Considered the most-sacred American document, it practically plagiarized John Locke's 2nd Treatise on Government.
What is the Declaration of Independence?
Aristocratic U.S. politician from the Caribbean misleadingly portrayed as being especially anti-slavery.
Who was Alexander Hamilton?
The observation that we hate Congress but love our member of Congress.
What is Fenno's Paradox?
Popular term for drawing legislative maps to help a party or an ethnic group.
What is gerrymandering?
Names for the series of essays written by Madison, Hamilton, and Jay in support of ratifying the U.S. Constitution.
What are The Federalist Papers?
Term for the number of members who must be in attendance for a legislature to conduct official business.
What is a quorum?
Its exclusion from the U.S. Constitution almost prevented the ratification of the document.
What is the Bill of Rights?
Generally considered the most-powerful committee in the U.S. Congress.
What is the House Rules Committee?
Doctrine developed by the Supreme Court in a series of Sixties cases that forced the redrawing of many districts.
What is One Person, One Vote?
Although many constitutional provisions encouraged expansion of federal power, this part of the Bill of Rights reserved most governmental powers to the states.

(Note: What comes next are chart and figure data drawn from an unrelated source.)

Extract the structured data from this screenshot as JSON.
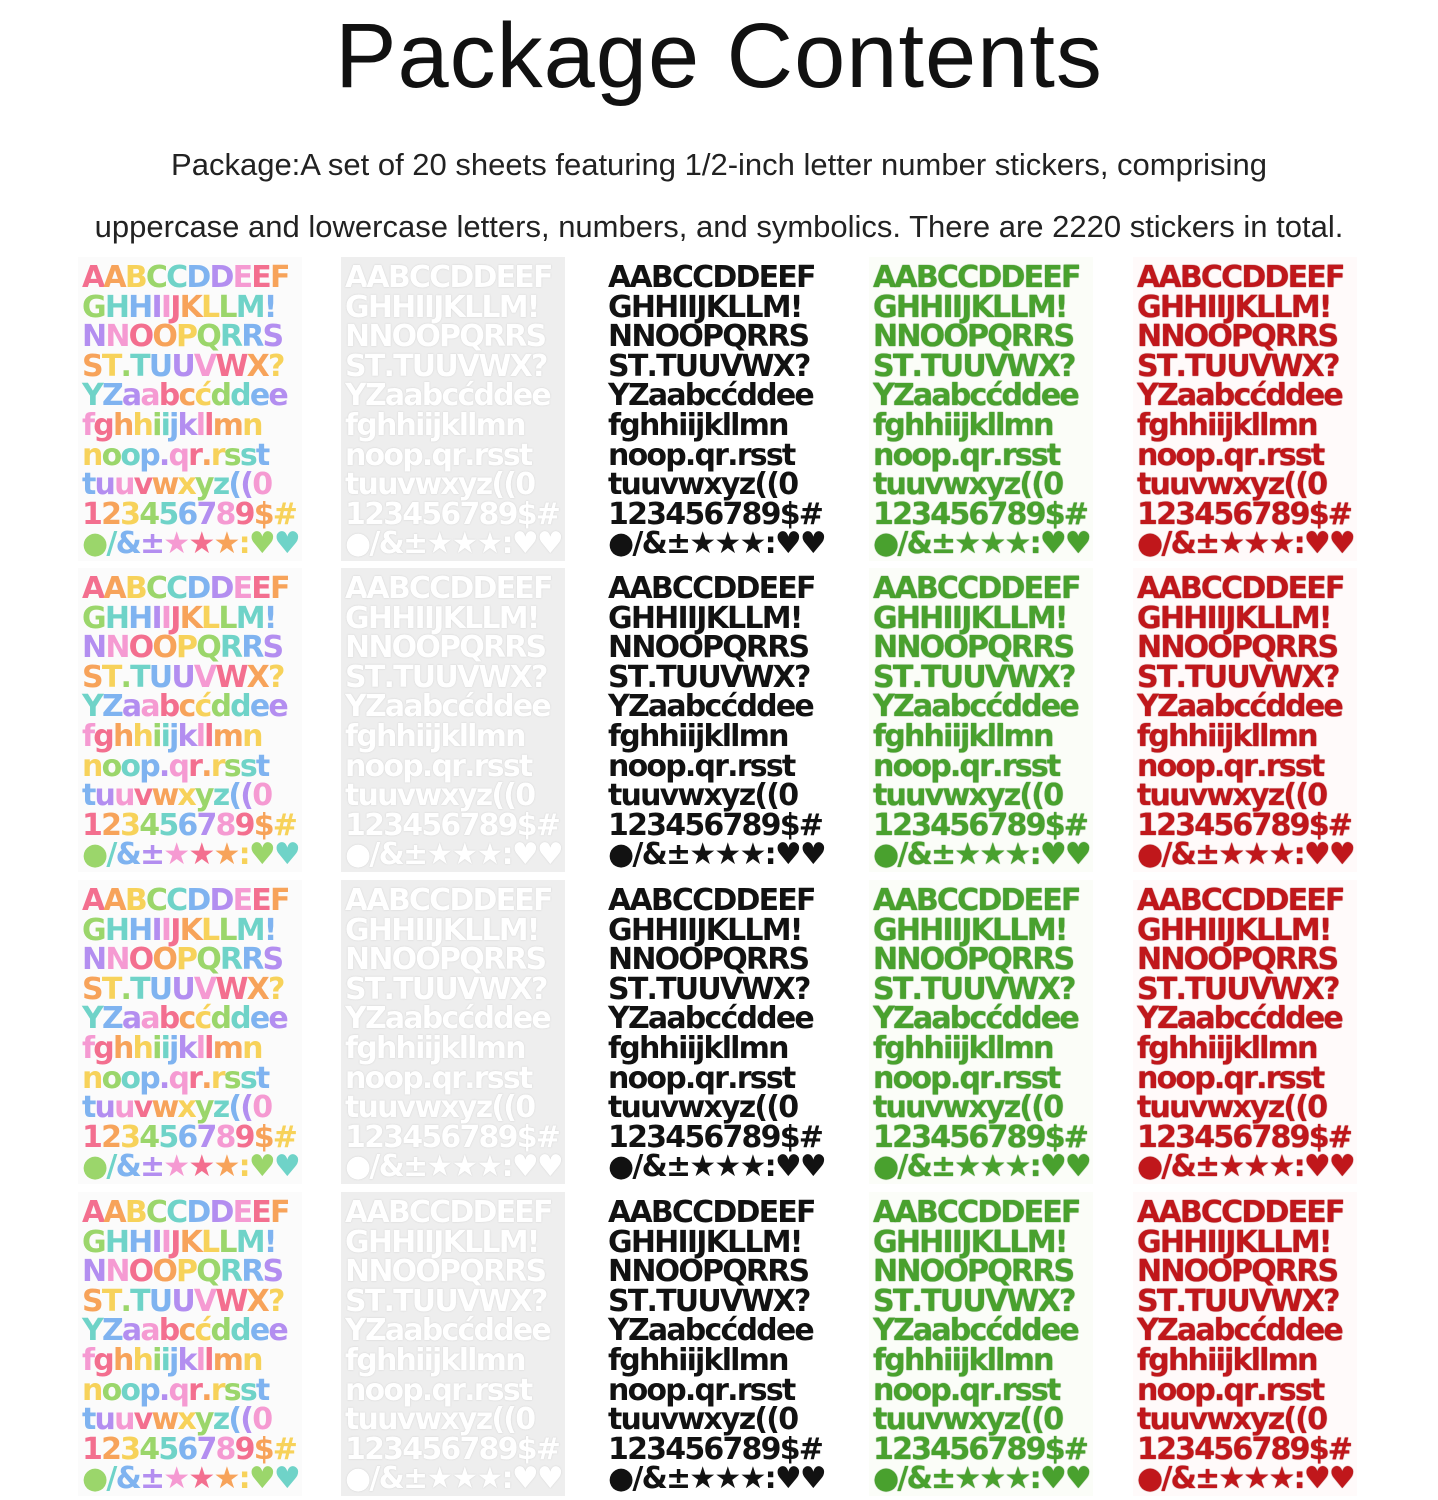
{
  "page": {
    "title": "Package Contents",
    "description_line1": "Package:A set of 20 sheets featuring 1/2-inch letter number stickers, comprising",
    "description_line2": "uppercase and lowercase letters, numbers, and symbolics.  There are 2220 stickers in total."
  },
  "sticker_rows": [
    "AABCCDDEEF",
    "GHHIIJKLLM!",
    "NNOOPQRRS",
    "ST.TUUVWX?",
    "YZaabcćddee",
    "fghhiijkllmn",
    "noop.qr.rsst",
    "tuuvwxyz((0",
    "123456789$#",
    "●/&±★★★:♥♥"
  ],
  "sheet_styles": [
    "multicolor",
    "white",
    "black",
    "green-glitter",
    "red-glitter"
  ],
  "sheets_per_style": 4,
  "colors": {
    "multicolor_palette": [
      "#f36f8f",
      "#f7a35a",
      "#f7d25a",
      "#9bd66b",
      "#6fd3c8",
      "#7fb3f0",
      "#b38ef0",
      "#f59ad2"
    ],
    "white": "#ffffff",
    "black": "#121212",
    "green": "#49a12e",
    "red": "#c0171b"
  }
}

What is the 10th Amendment?
The name for constituency service that focused on helping citizens with the problems they have with the government.
What is casework?
Event that takes place every ten years, causes the reelection rate in the U.S. House to drop temporarily.
What is reapportionment (or what is the U.S. Census)?
Congress polices the bureaucracy and its implementation of laws by using this power.
What is (congressional) oversight?
Term for people who buy property not to use it, but to wait until the value goes up so they can sell it again.
What is a land speculator?
The sort of committee sometimes formed to reconcile House & Senate versions of legislation.
What is a conference committee?
A hard-to-enforce requirement that states draw tidy legislative districts.
What is the compactness requirement?
Model or metaphor for federal relations that portrays policy issues as a swirl of competing governmental authority.
What is marble-cake federalism?
An armed uprising in Western Massachusetts that helped spur the Constitutional Convention.
What was Shays Rebellion?
Also known as the Elastic Clause because of how it stretches to let Congress do things not explicitly authorized in Constitution.
What is the Necessary and Proper Clause?
Expectation that members of Congress will defer to each other on bills in their specialization.
What is the Reciprocity Norm?
Rhyming terms for either stuffing together or pulling apart a party's supporters to weaken their influence.
What is packing and cracking?
Term for the difficulty that arises when people ought to work together to produce a public good.
What is the collective-action (or free-rider) problem?